Eine Geschichte der letzten österreichisch-ungarischen Nordpol-Expedition in Bildern. (Mit Abbildungen S. 592 und 593.) Hinter der großartigen Wasser- und Felsenscenerie des Nordens liegt eine Welt voll geheimnißvoller Reize verborgen, gleich wichtig für den wissenschaftlichen Forscher wie für den denkenden Menschen überhaupt. Seit Jahrhunderten ist der Nordpol das Ziel kühner und in ihren Erfolgen oft bedeutungsvoller Unternehmungen gewesen, aber noch immer sind die höchsten arktischen Regionen uns geblieben, was sie schon den alten Deutschen waren, der unentweihte Sitz der Götter, irdischem Trachten unerreichbar; denn noch keine unter den Forschungsexpeditionen hat ihre Aufgabe völlig gelöst; noch keine hat jenen äußersten und letzten Erdpunkt gefunden, der, den Berechnungen der Geographen zufolge, die höchste nördliche Breite, aber gar keine Länge repräsentirt.

Einen Schritt weiter in die nordische Eiswüste als die früheren Unternehmungen hat indessen die letzte österreichisch-ungarische Expedition gethan.
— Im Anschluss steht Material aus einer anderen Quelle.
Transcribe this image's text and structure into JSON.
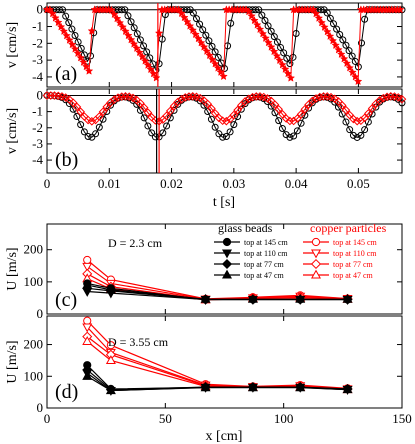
{
  "colors": {
    "black": "#000000",
    "red": "#ff0000"
  },
  "chart_data": [
    {
      "panel": "(a)",
      "type": "line",
      "ylabel": "v [cm/s]",
      "xlim": [
        0,
        0.057
      ],
      "ylim": [
        -4.6,
        0.4
      ],
      "yticks": [
        0,
        -1,
        -2,
        -3,
        -4
      ],
      "grid": false,
      "series": [
        {
          "marker": "open-circle",
          "color": "#000000",
          "dips": [
            {
              "start": 0.0025,
              "min": 0.0068,
              "end": 0.008,
              "depth": -3.3
            },
            {
              "start": 0.0125,
              "min": 0.0178,
              "end": 0.0191,
              "depth": -3.8
            },
            {
              "start": 0.0232,
              "min": 0.0285,
              "end": 0.0298,
              "depth": -3.5
            },
            {
              "start": 0.034,
              "min": 0.0393,
              "end": 0.0405,
              "depth": -3.4
            },
            {
              "start": 0.0447,
              "min": 0.05,
              "end": 0.0512,
              "depth": -3.4
            }
          ]
        },
        {
          "marker": "star",
          "color": "#ff0000",
          "dips": [
            {
              "start": 0.0005,
              "min": 0.007,
              "end": 0.0073,
              "depth": -3.8
            },
            {
              "start": 0.0103,
              "min": 0.0178,
              "end": 0.0181,
              "depth": -4.2
            },
            {
              "start": 0.0212,
              "min": 0.0284,
              "end": 0.0287,
              "depth": -4.0
            },
            {
              "start": 0.0322,
              "min": 0.0392,
              "end": 0.0395,
              "depth": -4.1
            },
            {
              "start": 0.0428,
              "min": 0.05,
              "end": 0.0503,
              "depth": -4.3
            }
          ]
        }
      ],
      "vlines": [
        {
          "x": 0.0178,
          "color": "#ff0000"
        }
      ]
    },
    {
      "panel": "(b)",
      "type": "line",
      "ylabel": "v [cm/s]",
      "xlabel": "t [s]",
      "xlim": [
        0,
        0.057
      ],
      "xticks": [
        0,
        0.01,
        0.02,
        0.03,
        0.04,
        0.05
      ],
      "xticklabels": [
        "0",
        "0.01",
        "0.02",
        "0.03",
        "0.04",
        "0.05"
      ],
      "ylim": [
        -4.8,
        0.4
      ],
      "yticks": [
        0,
        -1,
        -2,
        -3,
        -4
      ],
      "grid": false,
      "series": [
        {
          "marker": "open-circle",
          "color": "#000000",
          "period": 0.0107,
          "first_min": 0.007,
          "depth": -2.6,
          "width": 0.003
        },
        {
          "marker": "open-diamond",
          "color": "#ff0000",
          "period": 0.0107,
          "first_min": 0.0072,
          "depth": -1.6,
          "width": 0.003
        }
      ],
      "vlines": [
        {
          "x": 0.0176,
          "color": "#000000"
        },
        {
          "x": 0.018,
          "color": "#ff0000"
        }
      ]
    },
    {
      "panel": "(c)",
      "type": "line",
      "ylabel": "U [m/s]",
      "annotation": "D = 2.3 cm",
      "xlim": [
        0,
        150
      ],
      "ylim": [
        0,
        280
      ],
      "yticks": [
        0,
        100,
        200
      ],
      "series": [
        {
          "group": "glass beads",
          "name": "top at 145 cm",
          "marker": "circle-filled",
          "color": "#000000",
          "x": [
            17,
            27,
            67,
            87,
            107,
            127
          ],
          "y": [
            95,
            80,
            45,
            45,
            45,
            45
          ]
        },
        {
          "group": "glass beads",
          "name": "top at 110 cm",
          "marker": "triangle-down-filled",
          "color": "#000000",
          "x": [
            17,
            27,
            67,
            87,
            107,
            127
          ],
          "y": [
            70,
            65,
            45,
            45,
            45,
            45
          ]
        },
        {
          "group": "glass beads",
          "name": "top at 77 cm",
          "marker": "diamond-filled",
          "color": "#000000",
          "x": [
            17,
            27,
            67,
            87,
            107,
            127
          ],
          "y": [
            80,
            72,
            45,
            45,
            45,
            45
          ]
        },
        {
          "group": "glass beads",
          "name": "top at 47 cm",
          "marker": "triangle-up-filled",
          "color": "#000000",
          "x": [
            17,
            27,
            67,
            87,
            107,
            127
          ],
          "y": [
            90,
            75,
            46,
            46,
            46,
            46
          ]
        },
        {
          "group": "copper particles",
          "name": "top at 145 cm",
          "marker": "circle-open",
          "color": "#ff0000",
          "x": [
            17,
            27,
            67,
            87,
            107,
            127
          ],
          "y": [
            168,
            107,
            47,
            52,
            58,
            48
          ]
        },
        {
          "group": "copper particles",
          "name": "top at 110 cm",
          "marker": "triangle-down-open",
          "color": "#ff0000",
          "x": [
            17,
            27,
            67,
            87,
            107,
            127
          ],
          "y": [
            148,
            95,
            46,
            50,
            55,
            48
          ]
        },
        {
          "group": "copper particles",
          "name": "top at 77 cm",
          "marker": "diamond-open",
          "color": "#ff0000",
          "x": [
            17,
            27,
            67,
            87,
            107,
            127
          ],
          "y": [
            125,
            85,
            45,
            50,
            53,
            47
          ]
        },
        {
          "group": "copper particles",
          "name": "top at 47 cm",
          "marker": "triangle-up-open",
          "color": "#ff0000",
          "x": [
            17,
            27,
            67,
            87,
            107,
            127
          ],
          "y": [
            110,
            78,
            44,
            48,
            50,
            46
          ]
        }
      ]
    },
    {
      "panel": "(d)",
      "type": "line",
      "ylabel": "U [m/s]",
      "xlabel": "x [cm]",
      "annotation": "D = 3.55 cm",
      "xlim": [
        0,
        150
      ],
      "xticks": [
        0,
        50,
        100,
        150
      ],
      "ylim": [
        0,
        290
      ],
      "yticks": [
        0,
        100,
        200
      ],
      "series": [
        {
          "group": "glass beads",
          "name": "top at 145 cm",
          "marker": "circle-filled",
          "color": "#000000",
          "x": [
            17,
            27,
            67,
            87,
            107,
            127
          ],
          "y": [
            135,
            60,
            65,
            65,
            65,
            60
          ]
        },
        {
          "group": "glass beads",
          "name": "top at 110 cm",
          "marker": "triangle-down-filled",
          "color": "#000000",
          "x": [
            17,
            27,
            67,
            87,
            107,
            127
          ],
          "y": [
            110,
            55,
            65,
            65,
            65,
            58
          ]
        },
        {
          "group": "glass beads",
          "name": "top at 77 cm",
          "marker": "diamond-filled",
          "color": "#000000",
          "x": [
            17,
            27,
            67,
            87,
            107,
            127
          ],
          "y": [
            120,
            58,
            66,
            66,
            66,
            60
          ]
        },
        {
          "group": "glass beads",
          "name": "top at 47 cm",
          "marker": "triangle-up-filled",
          "color": "#000000",
          "x": [
            17,
            27,
            67,
            87,
            107,
            127
          ],
          "y": [
            100,
            55,
            64,
            64,
            64,
            58
          ]
        },
        {
          "group": "copper particles",
          "name": "top at 145 cm",
          "marker": "circle-open",
          "color": "#ff0000",
          "x": [
            17,
            27,
            67,
            87,
            107,
            127
          ],
          "y": [
            275,
            198,
            75,
            68,
            72,
            62
          ]
        },
        {
          "group": "copper particles",
          "name": "top at 110 cm",
          "marker": "triangle-down-open",
          "color": "#ff0000",
          "x": [
            17,
            27,
            67,
            87,
            107,
            127
          ],
          "y": [
            255,
            175,
            72,
            67,
            70,
            60
          ]
        },
        {
          "group": "copper particles",
          "name": "top at 77 cm",
          "marker": "diamond-open",
          "color": "#ff0000",
          "x": [
            17,
            27,
            67,
            87,
            107,
            127
          ],
          "y": [
            225,
            168,
            70,
            66,
            68,
            60
          ]
        },
        {
          "group": "copper particles",
          "name": "top at 47 cm",
          "marker": "triangle-up-open",
          "color": "#ff0000",
          "x": [
            17,
            27,
            67,
            87,
            107,
            127
          ],
          "y": [
            210,
            150,
            68,
            65,
            66,
            58
          ]
        }
      ]
    }
  ],
  "legend": {
    "glass_title": "glass beads",
    "copper_title": "copper particles",
    "entries": [
      "top at 145 cm",
      "top at 110 cm",
      "top at 77 cm",
      "top at 47 cm"
    ]
  }
}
Sie hat an mehr als einer Stelle den Schleier gelüftet, der uns die Wunder jener geheimnißvollen Erdregionen verhüllte; sie hat diese Erfolge errungen durch eine Reihe der schwersten Gefahren und Drangsale, welche in ihrer fast übermenschlichen Größe und Furchtbarkeit den Hörer beinahe wie ein Märchen gemahnen.
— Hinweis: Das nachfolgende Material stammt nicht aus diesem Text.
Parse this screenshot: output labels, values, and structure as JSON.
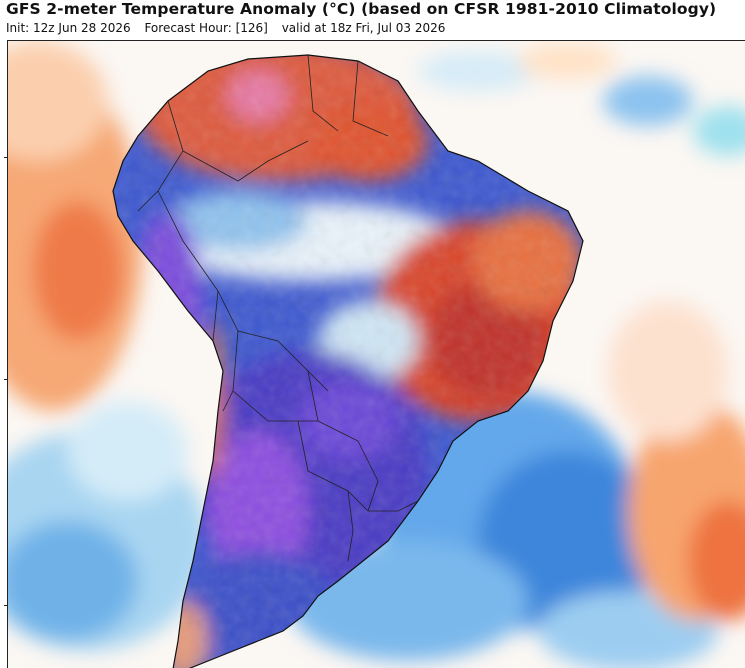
{
  "header": {
    "title": "GFS 2-meter Temperature Anomaly (°C) (based on CFSR 1981-2010 Climatology)",
    "init": "Init: 12z Jun 28 2026",
    "forecast_hour": "Forecast Hour: [126]",
    "valid": "valid at 18z Fri, Jul 03 2026"
  },
  "map": {
    "region": "South America",
    "variable": "2-meter temperature anomaly",
    "colors": {
      "extreme_cold": "#9b4fe0",
      "very_cold": "#5a3fc8",
      "cold": "#3a66d6",
      "cool": "#7fb6ea",
      "slightly_cool": "#cfe8f6",
      "neutral": "#ffffff",
      "slightly_warm": "#ffe1c7",
      "warm": "#f5a15c",
      "hot": "#e0522e",
      "very_hot": "#c32828",
      "extreme_hot": "#e57aa5"
    }
  }
}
Der Gang dieser Nordpolfahrt und die Schicksale ihrer Mitglieder sind allbekannt. Für fast drei Jahre ausgerüstet, ging die Expedition am 13. Juni 1872 mit dem Schraubendampfer „Tegetthoff“ von Bremerhafen in See, erreichte Mitte August die Barents-Inseln und gerieth schon am 21. desselben Monats auf eine riesige, zuerst nach Nordosten, dann nach Nordwesten treibende Scholle, auf welche sie, von Eis ringsum eingeschlossen, für die Dauer von zwei Jahren festgebannt war. Am 28. Oktober brach die arktische Nacht über die willenlos dahin Treibenden herein. Der blaßgrünen Dämmerung folgte die lange schwarze Polarnacht von hundertneun Tagen. Wehmüthig blickten die hülfelosen Schiffer den gen Süden ziehenden Vögeln nach – dann schien jede Spur des Lebens vertilgt, und über dem stillen Reiche lagerte undurchdringliche Finsterniß. Fünf bange Monate waren die Lampen in der Kajüte des „Tegetthoff“ die einzigen Lichtspender in dieser Wüste der Nacht; nur wenn der Mond schien, schimmerten die Taue gleich silbernen Strahlen über das Schiff hin.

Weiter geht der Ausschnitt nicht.